# stall trading licence



## looly (13 Mar 2008)

If I want to set up stall which sells t shirts, do I need a license? If so, how do I get this?


----------



## mathepac (13 Mar 2008)

In general, yes you need a trading licence and may need to pay rent, but it depends on where you want to set up the stall.

At a car boot sale, contact the organisers.

Urban area, contact the city council or the existing stall-holders, who are sometimes organised into cooperatives and can issue / transfer licences.

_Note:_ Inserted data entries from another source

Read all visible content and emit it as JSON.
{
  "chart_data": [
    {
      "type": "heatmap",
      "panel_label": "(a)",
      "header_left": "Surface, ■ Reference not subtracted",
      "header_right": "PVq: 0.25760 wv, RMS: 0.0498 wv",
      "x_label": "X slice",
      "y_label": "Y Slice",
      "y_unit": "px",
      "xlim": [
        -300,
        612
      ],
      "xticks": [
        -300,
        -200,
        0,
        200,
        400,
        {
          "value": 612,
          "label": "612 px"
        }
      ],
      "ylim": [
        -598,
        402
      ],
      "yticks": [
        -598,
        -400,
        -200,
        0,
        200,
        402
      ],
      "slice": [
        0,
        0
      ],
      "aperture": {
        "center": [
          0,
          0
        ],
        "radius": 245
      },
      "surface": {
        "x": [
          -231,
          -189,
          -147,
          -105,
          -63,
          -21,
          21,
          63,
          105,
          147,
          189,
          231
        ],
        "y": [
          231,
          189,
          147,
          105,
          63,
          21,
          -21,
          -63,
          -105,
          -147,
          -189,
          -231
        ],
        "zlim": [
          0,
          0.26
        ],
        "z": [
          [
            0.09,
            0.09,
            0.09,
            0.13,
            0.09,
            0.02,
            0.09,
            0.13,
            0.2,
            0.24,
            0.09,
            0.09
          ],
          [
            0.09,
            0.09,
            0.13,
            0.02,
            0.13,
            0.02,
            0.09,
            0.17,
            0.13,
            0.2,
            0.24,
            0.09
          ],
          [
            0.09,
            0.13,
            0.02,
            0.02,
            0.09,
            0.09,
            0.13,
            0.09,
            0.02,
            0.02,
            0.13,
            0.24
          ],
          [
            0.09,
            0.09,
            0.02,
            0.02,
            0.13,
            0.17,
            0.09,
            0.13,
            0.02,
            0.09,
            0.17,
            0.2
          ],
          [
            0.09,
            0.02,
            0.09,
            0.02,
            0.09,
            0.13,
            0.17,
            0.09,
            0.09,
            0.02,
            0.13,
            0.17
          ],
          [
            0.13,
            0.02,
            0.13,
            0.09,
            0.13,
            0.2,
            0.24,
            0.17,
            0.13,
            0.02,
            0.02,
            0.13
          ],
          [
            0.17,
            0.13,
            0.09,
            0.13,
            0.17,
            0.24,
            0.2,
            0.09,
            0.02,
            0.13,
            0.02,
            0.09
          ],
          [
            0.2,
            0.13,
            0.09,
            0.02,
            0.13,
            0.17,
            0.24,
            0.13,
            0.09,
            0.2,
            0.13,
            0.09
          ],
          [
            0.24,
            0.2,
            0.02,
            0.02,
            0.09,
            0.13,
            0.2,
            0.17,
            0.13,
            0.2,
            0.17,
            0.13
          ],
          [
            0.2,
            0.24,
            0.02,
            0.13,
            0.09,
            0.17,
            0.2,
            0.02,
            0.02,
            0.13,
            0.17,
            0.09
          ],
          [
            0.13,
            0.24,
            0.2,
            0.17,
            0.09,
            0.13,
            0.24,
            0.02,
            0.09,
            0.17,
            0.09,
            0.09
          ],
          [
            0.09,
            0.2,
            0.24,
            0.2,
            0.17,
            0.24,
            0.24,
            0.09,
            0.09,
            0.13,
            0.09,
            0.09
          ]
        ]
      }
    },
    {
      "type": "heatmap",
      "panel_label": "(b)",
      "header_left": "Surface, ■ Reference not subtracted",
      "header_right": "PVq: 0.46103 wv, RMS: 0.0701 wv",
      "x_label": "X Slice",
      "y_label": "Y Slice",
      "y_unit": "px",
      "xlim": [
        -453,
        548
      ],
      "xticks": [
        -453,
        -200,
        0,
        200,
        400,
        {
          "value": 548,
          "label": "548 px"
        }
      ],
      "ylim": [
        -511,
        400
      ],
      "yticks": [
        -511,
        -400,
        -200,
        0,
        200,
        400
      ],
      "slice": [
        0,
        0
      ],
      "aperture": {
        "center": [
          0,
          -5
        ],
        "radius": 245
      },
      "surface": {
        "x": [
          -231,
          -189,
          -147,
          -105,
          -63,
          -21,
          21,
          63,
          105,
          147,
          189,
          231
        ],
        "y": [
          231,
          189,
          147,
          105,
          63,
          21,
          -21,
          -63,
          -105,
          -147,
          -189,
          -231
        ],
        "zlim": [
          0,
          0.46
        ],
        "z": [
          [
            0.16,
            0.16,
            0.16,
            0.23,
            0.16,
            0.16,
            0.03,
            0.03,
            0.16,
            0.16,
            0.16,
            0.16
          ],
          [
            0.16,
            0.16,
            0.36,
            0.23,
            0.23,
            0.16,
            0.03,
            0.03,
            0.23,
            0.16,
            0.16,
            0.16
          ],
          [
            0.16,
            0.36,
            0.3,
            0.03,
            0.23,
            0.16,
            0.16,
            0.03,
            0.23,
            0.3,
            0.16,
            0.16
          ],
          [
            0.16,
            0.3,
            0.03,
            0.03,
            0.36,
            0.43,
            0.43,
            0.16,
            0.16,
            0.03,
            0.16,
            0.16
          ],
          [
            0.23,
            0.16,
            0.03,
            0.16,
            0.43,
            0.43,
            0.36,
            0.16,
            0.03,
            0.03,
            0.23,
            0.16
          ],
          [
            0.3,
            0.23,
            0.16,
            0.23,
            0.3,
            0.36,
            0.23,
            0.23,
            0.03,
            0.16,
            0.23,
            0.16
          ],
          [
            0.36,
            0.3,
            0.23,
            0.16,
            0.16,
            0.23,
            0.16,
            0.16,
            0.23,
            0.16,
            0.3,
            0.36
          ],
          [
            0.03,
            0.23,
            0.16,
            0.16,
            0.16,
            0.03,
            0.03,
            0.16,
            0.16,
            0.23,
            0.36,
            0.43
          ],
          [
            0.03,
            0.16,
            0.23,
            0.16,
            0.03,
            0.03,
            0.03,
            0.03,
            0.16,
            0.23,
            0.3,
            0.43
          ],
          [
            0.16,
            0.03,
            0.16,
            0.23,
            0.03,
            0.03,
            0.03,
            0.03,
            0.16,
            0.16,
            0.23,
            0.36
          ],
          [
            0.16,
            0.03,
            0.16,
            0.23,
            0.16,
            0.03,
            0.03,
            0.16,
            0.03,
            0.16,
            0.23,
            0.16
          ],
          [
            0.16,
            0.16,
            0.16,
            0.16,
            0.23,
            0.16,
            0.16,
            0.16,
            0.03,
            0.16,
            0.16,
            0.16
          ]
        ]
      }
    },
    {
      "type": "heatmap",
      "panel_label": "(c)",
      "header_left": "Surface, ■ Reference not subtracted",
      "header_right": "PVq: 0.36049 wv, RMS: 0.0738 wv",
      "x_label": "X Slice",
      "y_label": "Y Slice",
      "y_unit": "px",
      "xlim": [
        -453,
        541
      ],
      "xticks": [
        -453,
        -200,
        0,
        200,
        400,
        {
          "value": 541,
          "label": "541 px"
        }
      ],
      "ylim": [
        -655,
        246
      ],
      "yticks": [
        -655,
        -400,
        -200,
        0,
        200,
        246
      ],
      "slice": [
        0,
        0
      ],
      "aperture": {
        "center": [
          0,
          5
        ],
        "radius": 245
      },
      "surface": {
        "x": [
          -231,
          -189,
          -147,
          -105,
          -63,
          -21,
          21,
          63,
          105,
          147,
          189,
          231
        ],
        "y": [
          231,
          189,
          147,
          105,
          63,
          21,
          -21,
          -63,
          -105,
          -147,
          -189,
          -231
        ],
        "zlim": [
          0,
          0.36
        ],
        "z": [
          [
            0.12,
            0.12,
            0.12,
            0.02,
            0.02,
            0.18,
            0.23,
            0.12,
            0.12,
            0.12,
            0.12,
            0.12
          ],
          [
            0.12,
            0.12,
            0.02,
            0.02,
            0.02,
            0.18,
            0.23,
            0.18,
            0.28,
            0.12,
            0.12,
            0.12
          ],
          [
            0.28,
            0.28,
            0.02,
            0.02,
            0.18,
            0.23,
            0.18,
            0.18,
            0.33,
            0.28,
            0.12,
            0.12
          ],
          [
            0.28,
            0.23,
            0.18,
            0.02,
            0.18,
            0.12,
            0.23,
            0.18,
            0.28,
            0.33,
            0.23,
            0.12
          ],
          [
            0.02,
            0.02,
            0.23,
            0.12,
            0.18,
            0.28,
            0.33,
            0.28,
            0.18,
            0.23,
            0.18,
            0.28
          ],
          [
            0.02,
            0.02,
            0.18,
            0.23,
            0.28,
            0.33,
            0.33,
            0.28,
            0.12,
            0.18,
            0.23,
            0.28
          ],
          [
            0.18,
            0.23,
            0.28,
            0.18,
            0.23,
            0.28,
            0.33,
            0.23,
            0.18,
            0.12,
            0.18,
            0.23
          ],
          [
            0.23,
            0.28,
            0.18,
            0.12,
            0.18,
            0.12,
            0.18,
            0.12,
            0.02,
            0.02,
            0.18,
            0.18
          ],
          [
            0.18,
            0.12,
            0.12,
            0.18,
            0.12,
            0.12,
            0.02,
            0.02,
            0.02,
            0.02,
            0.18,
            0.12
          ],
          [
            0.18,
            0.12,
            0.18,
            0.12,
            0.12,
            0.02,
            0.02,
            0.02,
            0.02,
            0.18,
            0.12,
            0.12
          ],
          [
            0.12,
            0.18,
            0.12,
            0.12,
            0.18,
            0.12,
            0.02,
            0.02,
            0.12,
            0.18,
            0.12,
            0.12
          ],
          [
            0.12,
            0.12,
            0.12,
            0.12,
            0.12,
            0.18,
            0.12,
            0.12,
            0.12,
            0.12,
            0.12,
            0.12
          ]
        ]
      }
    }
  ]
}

Other areas, contact the local council.

In shopping centres, contact the management of the centre.


----------



## looly (13 Mar 2008)

mathepac said:


> In general, yes you need a trading licence and may need to pay rent, but it depends on where you want to set up the stall.
> 
> At a car boot sale, contact the organisers.
> 
> ...


Thankyou so much, very useful.


----------



## btcunningham (13 Nov 2008)

Hi,
I too am also looking to trade but want to know If i am trading on private property do i still need a license from the local co council.

btcunningham


----------



## O'Fla (14 Nov 2008)

You need a traders licence if you wish to trade at a market i.e Moore Street this can be obtained through the local council.  It is illegal to trade on private land unless you have permission, however you cannot be moved off this land unless the person who owns the land produces the paperwork to back this up, not even the Garda can move you untill they produce this paperwork.  Finally in such councils as Fingal there is no such thing as a traders licence this means that it is up to the Garda to move you on once you are on Fingal land.  They will only however do this if you are causing a traffic or pedestrian obstruction.  If I were you and you chose to go that route I would get in touch with the local Garda station who would deal with that area and let them know who you are and what you are doing,  this would mean that if a patrol car came around they would already be aware of you and once everything is above board I would say that you would be left alone.


----------